It is fall on our farm in Clear Lake, Wisconsin. In another week or two, the leaves will peak in color and will all too quickly fall, leaving the barren branches of winter. It is such a dichotomy to me. I lament the end of summer, and yet, I am filled with regret that I didn’t play enough in the sun nor spent enough hours being lazy in a hammock. At the same time, I revel in the blaze of orange and yellows against the crystal blue of the autumn sky. Without the end of summer, there is no beauty of the fall.
Recently, my husband and I were coming back from a walk through our woods to the point on the lake where we canoe and watch the eagles. In that moment, I began to reminisce and play back the snapshots in my head of my childhood: running through the fields, exploring the forest. I told my husband of my first spiritual experience laying on my back in the snow in the bitter cold, examining the snow flakes and realizing for the first time, they truly are all unique—that no two are the same and being overwhelmed by their extraordinary beauty. Without the bitter cold, there would be no snowflakes, nor promise of spring. The cycle of life springs from, and is dependent upon, change.
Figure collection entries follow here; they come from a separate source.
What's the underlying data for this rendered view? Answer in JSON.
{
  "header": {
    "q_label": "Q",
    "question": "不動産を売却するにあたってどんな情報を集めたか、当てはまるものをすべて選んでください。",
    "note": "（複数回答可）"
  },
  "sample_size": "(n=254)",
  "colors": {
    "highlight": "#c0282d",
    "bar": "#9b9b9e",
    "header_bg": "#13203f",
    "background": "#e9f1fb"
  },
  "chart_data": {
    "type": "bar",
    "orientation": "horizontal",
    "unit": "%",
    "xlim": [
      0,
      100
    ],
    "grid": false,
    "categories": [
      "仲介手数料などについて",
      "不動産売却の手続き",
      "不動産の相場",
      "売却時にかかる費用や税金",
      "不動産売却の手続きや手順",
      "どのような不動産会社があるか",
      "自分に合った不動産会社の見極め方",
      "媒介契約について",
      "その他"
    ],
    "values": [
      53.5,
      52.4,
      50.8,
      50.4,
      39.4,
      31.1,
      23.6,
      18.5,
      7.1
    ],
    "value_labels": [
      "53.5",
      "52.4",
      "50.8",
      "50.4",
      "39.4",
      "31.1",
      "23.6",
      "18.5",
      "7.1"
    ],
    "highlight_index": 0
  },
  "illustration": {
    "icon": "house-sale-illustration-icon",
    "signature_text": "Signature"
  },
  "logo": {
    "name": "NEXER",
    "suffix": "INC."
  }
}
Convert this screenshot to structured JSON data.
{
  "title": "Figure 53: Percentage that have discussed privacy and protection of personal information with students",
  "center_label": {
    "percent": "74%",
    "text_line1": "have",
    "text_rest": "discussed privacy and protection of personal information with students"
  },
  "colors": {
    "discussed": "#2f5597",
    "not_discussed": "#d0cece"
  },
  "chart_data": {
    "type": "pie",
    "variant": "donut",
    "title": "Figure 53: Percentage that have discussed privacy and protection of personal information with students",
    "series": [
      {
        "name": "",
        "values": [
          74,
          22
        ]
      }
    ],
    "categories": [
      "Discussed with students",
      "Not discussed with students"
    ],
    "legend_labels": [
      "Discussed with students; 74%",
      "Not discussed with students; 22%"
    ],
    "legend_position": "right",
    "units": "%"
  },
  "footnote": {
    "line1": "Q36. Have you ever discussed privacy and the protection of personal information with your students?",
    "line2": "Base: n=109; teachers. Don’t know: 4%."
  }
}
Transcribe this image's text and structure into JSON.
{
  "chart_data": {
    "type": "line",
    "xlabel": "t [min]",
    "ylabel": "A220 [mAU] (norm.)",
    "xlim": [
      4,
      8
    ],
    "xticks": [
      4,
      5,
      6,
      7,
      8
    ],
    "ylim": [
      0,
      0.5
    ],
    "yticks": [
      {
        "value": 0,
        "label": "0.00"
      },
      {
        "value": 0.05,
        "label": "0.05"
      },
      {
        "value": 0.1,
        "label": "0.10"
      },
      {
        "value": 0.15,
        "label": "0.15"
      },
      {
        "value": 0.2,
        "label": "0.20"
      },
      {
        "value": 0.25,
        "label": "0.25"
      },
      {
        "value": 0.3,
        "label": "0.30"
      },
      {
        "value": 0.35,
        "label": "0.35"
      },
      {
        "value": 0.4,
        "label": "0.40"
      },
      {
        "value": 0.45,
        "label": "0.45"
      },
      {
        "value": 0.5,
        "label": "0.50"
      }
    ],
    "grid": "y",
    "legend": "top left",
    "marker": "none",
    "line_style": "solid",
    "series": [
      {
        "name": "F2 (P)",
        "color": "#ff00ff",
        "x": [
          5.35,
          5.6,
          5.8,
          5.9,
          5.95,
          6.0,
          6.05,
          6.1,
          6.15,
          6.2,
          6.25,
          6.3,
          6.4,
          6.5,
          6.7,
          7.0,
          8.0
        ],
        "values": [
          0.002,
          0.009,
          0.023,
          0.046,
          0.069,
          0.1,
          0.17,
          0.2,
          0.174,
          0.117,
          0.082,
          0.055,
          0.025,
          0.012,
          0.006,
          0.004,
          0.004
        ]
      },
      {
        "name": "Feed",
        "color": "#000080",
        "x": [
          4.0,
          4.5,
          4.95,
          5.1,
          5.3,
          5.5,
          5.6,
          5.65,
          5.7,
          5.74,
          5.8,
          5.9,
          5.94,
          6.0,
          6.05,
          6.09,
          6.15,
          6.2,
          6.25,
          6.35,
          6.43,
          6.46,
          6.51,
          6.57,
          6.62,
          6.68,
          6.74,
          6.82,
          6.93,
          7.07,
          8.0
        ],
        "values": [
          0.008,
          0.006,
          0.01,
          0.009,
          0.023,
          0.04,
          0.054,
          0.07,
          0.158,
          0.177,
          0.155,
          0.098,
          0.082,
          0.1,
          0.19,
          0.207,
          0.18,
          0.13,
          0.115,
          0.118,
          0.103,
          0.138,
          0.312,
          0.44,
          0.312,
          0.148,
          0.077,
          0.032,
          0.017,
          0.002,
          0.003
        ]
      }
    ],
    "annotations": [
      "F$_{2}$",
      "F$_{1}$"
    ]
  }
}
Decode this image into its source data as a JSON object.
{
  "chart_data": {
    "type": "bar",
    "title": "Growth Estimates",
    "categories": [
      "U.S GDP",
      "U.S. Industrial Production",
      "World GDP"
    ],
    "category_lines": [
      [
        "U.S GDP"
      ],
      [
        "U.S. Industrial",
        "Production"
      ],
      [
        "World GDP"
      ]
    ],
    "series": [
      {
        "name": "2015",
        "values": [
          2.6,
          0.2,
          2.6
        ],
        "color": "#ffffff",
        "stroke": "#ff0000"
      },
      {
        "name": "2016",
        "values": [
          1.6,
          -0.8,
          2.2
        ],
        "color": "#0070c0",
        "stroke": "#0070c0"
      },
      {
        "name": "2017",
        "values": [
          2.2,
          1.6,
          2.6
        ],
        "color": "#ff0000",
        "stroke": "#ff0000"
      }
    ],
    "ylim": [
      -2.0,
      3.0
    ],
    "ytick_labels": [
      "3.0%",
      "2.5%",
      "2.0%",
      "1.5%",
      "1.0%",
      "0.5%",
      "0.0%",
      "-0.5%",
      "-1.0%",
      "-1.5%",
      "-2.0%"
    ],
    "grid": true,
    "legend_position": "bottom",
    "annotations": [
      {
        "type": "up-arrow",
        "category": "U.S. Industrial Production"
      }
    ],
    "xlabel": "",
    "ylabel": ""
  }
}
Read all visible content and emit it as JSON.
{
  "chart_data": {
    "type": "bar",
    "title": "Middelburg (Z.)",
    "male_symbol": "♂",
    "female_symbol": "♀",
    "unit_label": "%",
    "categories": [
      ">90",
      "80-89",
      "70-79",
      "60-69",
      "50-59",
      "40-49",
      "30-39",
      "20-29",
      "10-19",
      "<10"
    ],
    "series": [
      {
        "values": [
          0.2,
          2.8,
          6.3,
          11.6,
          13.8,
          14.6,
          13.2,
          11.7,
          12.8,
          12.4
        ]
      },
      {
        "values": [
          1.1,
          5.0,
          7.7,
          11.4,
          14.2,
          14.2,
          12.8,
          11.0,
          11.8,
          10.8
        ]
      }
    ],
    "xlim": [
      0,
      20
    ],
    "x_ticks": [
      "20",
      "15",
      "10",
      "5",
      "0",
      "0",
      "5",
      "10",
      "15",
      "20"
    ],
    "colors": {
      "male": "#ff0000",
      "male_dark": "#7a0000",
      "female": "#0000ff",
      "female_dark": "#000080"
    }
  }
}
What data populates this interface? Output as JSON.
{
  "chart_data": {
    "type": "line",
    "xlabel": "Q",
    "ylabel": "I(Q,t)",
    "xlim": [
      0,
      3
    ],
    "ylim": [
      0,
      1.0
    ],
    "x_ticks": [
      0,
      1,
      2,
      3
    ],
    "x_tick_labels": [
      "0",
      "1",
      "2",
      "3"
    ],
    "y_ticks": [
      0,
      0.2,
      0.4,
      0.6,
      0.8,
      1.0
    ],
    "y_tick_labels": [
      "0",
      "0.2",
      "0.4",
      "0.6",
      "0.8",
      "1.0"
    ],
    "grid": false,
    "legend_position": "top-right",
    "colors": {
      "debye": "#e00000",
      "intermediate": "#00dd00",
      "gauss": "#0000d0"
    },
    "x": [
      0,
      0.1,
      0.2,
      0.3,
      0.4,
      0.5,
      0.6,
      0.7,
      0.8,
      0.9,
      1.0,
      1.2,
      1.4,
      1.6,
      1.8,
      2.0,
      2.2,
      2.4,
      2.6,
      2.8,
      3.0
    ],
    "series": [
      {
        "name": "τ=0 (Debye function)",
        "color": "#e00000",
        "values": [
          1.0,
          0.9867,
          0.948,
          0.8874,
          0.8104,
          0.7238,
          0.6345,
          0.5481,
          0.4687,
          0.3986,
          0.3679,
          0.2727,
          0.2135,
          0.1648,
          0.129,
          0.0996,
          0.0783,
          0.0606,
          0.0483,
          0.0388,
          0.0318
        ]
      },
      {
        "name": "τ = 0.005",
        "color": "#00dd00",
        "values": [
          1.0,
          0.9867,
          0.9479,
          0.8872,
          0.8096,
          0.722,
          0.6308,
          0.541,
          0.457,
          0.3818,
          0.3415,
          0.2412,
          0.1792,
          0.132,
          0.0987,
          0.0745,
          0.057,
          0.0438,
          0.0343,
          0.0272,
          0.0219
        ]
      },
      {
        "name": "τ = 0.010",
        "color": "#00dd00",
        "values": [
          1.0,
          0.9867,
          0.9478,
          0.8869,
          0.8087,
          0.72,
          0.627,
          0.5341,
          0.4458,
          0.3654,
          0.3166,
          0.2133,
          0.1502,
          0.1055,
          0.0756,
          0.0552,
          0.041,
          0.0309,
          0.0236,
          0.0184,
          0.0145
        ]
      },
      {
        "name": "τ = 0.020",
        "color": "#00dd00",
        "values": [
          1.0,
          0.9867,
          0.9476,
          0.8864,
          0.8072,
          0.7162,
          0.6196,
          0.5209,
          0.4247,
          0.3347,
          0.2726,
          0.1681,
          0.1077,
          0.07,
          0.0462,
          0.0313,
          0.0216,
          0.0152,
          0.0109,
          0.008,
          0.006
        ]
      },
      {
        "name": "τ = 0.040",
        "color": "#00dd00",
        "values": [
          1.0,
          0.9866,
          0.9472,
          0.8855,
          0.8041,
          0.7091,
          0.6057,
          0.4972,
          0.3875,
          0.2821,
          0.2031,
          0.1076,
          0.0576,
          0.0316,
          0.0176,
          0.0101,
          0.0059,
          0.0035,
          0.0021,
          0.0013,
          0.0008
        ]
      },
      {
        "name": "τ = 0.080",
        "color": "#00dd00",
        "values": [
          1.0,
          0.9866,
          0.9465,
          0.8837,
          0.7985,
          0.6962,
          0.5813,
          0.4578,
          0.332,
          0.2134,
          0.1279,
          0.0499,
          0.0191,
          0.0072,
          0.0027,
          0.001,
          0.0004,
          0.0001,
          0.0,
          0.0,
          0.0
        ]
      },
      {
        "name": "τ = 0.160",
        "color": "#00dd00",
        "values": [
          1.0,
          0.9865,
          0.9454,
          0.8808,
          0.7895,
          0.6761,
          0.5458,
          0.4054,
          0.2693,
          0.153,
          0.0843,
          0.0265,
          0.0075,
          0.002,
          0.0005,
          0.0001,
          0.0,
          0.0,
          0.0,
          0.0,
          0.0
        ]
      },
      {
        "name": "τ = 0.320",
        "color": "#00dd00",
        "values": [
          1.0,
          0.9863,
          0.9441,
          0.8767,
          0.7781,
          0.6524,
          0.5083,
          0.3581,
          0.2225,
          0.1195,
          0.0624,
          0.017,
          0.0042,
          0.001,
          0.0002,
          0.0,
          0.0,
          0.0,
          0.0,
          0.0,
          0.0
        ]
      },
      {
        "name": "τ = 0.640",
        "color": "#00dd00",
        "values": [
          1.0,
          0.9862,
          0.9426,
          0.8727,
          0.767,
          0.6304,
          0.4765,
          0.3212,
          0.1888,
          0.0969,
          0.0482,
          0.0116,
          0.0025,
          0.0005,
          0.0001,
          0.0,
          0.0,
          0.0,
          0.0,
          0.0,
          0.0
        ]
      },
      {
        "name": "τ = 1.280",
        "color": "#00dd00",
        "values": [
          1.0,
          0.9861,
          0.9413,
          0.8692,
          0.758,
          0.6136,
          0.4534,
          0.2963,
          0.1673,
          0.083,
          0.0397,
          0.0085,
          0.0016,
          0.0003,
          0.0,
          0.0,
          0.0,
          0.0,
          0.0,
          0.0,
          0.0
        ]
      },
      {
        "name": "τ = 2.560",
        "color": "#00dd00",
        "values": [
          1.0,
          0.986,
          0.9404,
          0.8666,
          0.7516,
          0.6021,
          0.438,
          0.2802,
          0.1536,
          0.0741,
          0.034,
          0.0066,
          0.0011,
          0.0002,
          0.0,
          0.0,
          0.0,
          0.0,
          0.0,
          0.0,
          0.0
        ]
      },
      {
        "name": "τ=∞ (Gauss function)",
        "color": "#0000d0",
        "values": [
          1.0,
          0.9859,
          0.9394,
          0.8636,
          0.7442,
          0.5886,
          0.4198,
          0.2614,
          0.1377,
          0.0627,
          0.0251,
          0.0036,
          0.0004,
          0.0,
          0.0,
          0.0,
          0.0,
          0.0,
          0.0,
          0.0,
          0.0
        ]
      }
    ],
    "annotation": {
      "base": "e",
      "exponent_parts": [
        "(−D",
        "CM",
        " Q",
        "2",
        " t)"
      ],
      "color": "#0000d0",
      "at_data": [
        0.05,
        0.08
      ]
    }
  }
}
I recounted to him how my great Aunt Ida would come to visit her sister’s homestead farm once a year from Idaho. My grandma would walk her around the farm and Ida would, invariably, reach down and pluck a four-leaf clover from the sea of three-leaf variety stretched out endlessly before them. I was amazed at this talent and spent untold hours trying to recreate her effortless ability.
As I spoke these words, I instinctively bent over a patch of clover and picked one myself! Neither one of us could comprehend this immediately at that moment, as I had just found my first ever four leaf clover! Without the weeds, there is no promise of opportunity and sometimes, it can take a very long time to realize your dreams (no matter how small).
Inspired by the change of season taking place around us, this brings me to one of the most important characteristics of a consultant (or a recruiter): adaptability. The ability to adjust to a changing environment, new tools, processes, technology, industry, company culture and moirés sets an extraordinary consultant apart from the average. The ability to see through the clouds of change that make employees feel uncomfortable and help them not only manage it but embrace it for what it can become, the beauty of a new season and the promise of a four leaf clover.
Change is not only inevitable; it is part and parcel of the recipe for life’s next adventure. Don’t merely accept it, revel in it—and those around you. They will mirror that energy back; from one, many.
That day, to celebrate our good fortune and embrace the transition to autumn, my husband and I picked apples at the height of perfection from the heavily laden tree at the homestead and baked two apple pies. Change is good—and sometimes tasty!